Largest sum of fry released into Yangtze
Aquatic populations in the Yangtze, China's longest river, multiplied by millions Thursday morning, as the country released an unprecedented number of fish fry into the water to help replenish dwindling fishery stocks.
"We are pouring nearly 400 million fry of rare aquatic and commercially important fish species into the river," said Minister of Agriculture Du Qinglin.
The move was aimed at contributing to the sustainable development of fisheries and improvement of ecological system in the Yangtze, he said Thursday at a fry releasing ceremony in Wuhan, capital of Central China's Hubei Province.
Hubei, where one-sixth of the 6,300-kilometre river winds through, released sturgeons and four species of carp farmed in China into the river. Nine other provinces and municipalities along the river did the same Thursday.
In Wuhan alone, 10,000 artificially-bred Chinese sturgeons, including 300 more than 1 metre long, were put into the river together with 10,000 carp fry.
The fry release, which coincided with the World Earth Day, is the largest amount in recent years, said Li Jianhua, vice-director of the ministry's Fisheries Bureau.
A species 140 million years old, the Chinese sturgeon is the oldest kind of fish in the Yangtze and one of the oldest vertebrates in the world.
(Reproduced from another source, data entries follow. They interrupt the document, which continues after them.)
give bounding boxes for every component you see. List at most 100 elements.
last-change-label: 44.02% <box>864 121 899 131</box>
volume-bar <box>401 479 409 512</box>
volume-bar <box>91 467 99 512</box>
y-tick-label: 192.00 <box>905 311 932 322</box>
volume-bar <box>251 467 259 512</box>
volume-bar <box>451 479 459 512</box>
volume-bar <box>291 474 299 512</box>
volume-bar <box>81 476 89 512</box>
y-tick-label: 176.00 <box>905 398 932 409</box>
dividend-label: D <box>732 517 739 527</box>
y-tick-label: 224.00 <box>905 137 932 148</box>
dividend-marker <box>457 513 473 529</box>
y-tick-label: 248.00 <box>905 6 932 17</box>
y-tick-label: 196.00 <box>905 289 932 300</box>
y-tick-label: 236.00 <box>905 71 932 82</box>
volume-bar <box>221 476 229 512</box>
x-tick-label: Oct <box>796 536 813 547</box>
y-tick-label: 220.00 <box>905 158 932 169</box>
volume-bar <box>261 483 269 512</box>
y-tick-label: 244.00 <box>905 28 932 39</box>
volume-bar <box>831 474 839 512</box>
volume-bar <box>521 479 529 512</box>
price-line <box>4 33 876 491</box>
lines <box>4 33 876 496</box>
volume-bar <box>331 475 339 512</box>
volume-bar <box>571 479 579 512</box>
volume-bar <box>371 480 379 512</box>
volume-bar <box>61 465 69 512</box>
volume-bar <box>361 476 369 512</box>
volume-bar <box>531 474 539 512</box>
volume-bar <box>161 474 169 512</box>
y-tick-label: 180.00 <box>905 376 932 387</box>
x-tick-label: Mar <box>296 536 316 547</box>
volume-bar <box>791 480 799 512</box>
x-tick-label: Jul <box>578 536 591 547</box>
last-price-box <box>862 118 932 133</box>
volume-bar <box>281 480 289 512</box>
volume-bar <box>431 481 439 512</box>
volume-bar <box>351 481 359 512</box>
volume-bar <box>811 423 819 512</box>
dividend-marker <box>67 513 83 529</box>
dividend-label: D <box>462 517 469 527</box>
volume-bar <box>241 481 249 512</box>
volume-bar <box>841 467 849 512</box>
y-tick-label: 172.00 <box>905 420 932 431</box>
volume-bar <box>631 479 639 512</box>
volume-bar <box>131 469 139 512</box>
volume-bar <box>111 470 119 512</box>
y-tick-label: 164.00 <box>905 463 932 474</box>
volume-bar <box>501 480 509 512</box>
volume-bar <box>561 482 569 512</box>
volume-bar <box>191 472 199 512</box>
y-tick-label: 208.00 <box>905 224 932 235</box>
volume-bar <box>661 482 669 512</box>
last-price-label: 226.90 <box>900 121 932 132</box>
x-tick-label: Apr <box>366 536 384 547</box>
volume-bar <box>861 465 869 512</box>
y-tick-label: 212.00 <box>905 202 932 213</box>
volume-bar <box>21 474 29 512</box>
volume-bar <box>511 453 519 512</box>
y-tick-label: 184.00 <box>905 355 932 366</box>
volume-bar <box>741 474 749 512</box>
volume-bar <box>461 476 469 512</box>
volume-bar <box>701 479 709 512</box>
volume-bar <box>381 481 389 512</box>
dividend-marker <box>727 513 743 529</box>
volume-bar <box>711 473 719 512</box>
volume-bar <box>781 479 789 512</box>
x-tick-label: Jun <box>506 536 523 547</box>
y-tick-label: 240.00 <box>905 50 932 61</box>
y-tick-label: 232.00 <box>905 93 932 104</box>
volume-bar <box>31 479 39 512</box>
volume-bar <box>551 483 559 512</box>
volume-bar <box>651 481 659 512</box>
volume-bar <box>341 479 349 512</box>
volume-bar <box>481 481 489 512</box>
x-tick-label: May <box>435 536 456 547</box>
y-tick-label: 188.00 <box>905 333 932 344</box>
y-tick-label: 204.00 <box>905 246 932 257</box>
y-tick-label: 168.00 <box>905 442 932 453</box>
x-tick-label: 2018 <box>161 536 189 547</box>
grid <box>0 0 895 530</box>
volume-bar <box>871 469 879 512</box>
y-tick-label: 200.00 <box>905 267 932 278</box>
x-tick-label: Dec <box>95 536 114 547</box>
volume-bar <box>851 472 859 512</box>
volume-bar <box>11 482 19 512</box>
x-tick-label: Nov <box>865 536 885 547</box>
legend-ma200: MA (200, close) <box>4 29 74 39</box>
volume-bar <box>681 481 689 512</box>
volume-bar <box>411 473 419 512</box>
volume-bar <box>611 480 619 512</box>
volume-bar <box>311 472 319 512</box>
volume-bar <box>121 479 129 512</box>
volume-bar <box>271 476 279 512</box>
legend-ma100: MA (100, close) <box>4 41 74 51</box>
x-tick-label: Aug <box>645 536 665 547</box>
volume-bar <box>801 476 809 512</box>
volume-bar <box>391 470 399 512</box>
They are dubbed "living fossils" of the Yangtze River and are under top protection in China, just like giant pandas.
The Chinese sturgeon and other sturgeon species in the river have been so depleted that they are currently on the World Conservation Union Red List of Threatened Species.
Gen Xianchuan, a Wuhan resident, said 30 years ago local residents could see Chinese sturgeons just standing on a ship.
"Youngsters nowadays can probably only see them on TV or in an aquarium," said the 53-year-old. "Illegal fishing plus industrial waste might have taken them all from the river."
And the problem has affected more than just the rare species.
Over-harvesting, dams, and pollution have combined in recent years to drastically reduce the annual aquatic catch in the river to 100,000 tons in recent years, less than one-fourth of what Yangtze River Valley fishermen caught in 1954, when the take reached 427,000 tons, said bureau sources.
Historically, the Yangtze River contributes 60 per cent of China's total annual freshwater catch and the four species of carp -- black, grass, silver and big-head carp -- make up half of the Yangtze's annual fish output, said Li.
To help reverse the dwindling fish populations, China has imposed a moratorium on fishing along the Yangtze for the second year, idling fishing boats on the middle and lower reaches for three months starting April 1, and banning fishing on the upper reaches of the river from February 1 to April 30.
Yang Limin, director of the Yangtze Programme of the World Wildlife Fund for China, said the fry release will help popularize resource conservation and ecological protection among the public, in addition to helping supplement wild populations.
But it is also of paramount importance to improve the living habitat of the aquatic species, which calls for intensified pollution prevention efforts.